SALT LAKE CITY - A man who lives with his five wives and 29 children in the remote Utah desert goes on trial Monday in the state's first polygamy prosecution in decades.

Tom Green, who says his lifestyle is a God-given choice and has vigorously defended it on TV talks shows, faces charges of bigamy and criminal nonsupport. He could get 25 years in prison if convicted on all counts.

But Green, who insists he should be allowed to practice polygamy under the protection of religious freedom, said he shouldn't be required to keep his beliefs quiet.

Green also may be subject to a separate trial on child rape charges stemming from his relationship with one of his wives when she was 13, but no trial date has been set.

Only a handful of Utah polygamists have ever been charged with bigamy, and prosecutors believe the last trial was in the 1950s.

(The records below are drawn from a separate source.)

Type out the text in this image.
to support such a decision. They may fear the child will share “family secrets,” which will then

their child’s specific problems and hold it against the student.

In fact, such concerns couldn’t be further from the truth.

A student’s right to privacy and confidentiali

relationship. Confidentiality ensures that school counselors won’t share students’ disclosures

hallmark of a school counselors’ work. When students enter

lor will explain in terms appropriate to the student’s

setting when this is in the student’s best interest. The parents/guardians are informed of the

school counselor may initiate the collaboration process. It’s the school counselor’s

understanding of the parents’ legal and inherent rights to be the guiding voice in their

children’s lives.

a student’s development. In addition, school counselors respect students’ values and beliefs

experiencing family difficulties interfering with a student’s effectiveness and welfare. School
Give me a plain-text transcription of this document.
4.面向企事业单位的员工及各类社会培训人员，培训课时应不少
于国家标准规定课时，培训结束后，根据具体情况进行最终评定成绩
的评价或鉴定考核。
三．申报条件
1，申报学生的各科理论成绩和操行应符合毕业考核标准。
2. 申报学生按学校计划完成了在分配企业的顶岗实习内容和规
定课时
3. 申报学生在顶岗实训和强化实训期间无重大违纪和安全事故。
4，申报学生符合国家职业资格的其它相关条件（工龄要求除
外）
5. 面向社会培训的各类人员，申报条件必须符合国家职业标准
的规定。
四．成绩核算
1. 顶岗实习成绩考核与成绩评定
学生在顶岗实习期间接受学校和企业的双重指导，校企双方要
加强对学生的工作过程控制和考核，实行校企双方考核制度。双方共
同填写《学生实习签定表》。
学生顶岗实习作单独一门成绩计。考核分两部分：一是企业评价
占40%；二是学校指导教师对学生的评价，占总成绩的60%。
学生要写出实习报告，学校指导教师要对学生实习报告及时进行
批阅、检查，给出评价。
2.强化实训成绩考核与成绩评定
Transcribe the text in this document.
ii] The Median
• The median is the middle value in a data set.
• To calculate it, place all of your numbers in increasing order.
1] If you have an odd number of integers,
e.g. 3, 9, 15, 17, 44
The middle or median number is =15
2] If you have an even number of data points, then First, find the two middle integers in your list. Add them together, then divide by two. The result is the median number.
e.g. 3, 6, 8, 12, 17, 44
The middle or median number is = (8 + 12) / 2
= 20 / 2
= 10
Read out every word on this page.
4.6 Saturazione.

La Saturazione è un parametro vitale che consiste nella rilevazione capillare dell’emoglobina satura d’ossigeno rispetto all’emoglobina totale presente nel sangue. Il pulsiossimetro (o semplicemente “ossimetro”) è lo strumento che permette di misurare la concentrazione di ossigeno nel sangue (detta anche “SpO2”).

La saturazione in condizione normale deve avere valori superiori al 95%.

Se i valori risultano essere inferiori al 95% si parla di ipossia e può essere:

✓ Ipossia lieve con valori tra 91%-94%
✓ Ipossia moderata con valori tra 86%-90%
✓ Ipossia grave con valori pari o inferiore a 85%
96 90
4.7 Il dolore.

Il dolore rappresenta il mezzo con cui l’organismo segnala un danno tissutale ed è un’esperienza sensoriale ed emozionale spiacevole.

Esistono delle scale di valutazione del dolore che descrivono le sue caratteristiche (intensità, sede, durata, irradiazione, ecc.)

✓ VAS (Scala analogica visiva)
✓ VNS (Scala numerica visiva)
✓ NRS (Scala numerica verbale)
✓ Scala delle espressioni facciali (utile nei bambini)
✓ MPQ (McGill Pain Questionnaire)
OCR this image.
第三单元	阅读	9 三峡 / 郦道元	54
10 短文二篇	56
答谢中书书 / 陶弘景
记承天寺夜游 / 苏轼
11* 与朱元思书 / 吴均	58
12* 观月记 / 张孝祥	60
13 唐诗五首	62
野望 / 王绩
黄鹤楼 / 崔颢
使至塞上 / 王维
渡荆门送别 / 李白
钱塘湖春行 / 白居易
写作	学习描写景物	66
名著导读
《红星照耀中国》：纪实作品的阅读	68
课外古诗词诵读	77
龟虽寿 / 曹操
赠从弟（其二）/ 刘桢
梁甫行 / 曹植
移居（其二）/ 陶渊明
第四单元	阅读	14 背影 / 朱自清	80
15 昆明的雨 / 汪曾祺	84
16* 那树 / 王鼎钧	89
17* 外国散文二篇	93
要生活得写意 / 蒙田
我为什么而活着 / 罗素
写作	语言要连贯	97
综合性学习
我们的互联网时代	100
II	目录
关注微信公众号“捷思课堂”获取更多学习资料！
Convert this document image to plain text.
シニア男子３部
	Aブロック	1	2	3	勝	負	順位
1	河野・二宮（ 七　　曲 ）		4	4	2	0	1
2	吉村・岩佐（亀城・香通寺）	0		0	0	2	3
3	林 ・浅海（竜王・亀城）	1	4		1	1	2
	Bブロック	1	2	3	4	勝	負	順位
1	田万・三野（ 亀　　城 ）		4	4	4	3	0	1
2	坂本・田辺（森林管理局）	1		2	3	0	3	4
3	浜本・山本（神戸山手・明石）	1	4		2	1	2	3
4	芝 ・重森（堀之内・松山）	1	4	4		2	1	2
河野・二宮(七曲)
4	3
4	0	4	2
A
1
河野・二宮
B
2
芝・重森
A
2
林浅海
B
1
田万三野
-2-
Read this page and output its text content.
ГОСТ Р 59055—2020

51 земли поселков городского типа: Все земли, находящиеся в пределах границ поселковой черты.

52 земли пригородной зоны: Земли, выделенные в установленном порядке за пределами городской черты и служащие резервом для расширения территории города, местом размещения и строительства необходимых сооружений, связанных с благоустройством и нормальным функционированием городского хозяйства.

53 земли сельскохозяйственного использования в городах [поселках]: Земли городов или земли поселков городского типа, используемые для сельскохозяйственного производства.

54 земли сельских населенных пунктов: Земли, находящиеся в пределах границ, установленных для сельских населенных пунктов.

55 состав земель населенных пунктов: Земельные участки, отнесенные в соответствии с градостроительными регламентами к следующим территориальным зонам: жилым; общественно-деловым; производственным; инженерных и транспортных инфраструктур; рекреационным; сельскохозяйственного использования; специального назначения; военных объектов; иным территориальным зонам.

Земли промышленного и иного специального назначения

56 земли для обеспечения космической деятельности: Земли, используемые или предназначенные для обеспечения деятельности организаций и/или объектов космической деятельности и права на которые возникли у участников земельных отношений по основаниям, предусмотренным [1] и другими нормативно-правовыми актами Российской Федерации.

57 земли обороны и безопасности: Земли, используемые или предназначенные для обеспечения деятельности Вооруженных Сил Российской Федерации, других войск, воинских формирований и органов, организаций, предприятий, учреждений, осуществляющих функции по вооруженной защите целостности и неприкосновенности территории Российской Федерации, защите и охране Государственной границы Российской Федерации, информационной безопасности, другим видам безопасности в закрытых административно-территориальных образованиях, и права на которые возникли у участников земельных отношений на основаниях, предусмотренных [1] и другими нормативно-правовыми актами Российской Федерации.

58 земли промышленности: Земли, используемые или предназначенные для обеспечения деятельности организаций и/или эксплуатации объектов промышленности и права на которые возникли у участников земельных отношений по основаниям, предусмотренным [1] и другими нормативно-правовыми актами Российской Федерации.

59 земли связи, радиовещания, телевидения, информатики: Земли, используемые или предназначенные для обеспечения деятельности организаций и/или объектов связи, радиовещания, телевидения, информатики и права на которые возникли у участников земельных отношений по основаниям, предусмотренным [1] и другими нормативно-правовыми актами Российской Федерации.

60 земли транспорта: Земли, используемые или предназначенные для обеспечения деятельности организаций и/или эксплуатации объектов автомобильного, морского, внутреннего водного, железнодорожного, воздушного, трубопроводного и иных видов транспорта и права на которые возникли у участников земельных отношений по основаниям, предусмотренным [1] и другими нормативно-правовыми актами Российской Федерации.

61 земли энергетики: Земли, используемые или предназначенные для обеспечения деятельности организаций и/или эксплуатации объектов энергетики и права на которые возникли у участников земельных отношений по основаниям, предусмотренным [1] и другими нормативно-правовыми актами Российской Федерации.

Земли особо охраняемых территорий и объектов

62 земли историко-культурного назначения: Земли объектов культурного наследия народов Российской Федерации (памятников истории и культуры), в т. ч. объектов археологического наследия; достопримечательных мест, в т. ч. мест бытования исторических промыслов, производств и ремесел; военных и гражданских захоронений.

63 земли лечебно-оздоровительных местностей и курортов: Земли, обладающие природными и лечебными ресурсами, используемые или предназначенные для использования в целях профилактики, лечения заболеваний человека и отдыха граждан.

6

The outcome of the trial will be watched with interest by an estimated 30,000 polygamists living in the West.

Critics of the practice say that the patriarchal societies in which polygamists live foster child abuse, incest and, because few practitioners can afford to support their enormous families, welfare fraud.

Polygamy arrived in Utah in the 1840s, when members of The Church of Jesus Christ of Latter-day Saints settled in the state. Mormon leaders believed that God required the practice because some Old Testament prophets took multiple wives.

But outside the church, the practice was condemned. In 1854 the Republican Party termed polygamy and slavery the "twin relics of barbarism," and in 1862 Congress outlawed plural marriage.

The U.S. Supreme Court in 1879 upheld the anti-polygamy law. And with federal pressure mounting, the church in 1890 disavowed polygamy.

Six years later, as a condition of statehood, the practice was prohibited in the Utah Constitution.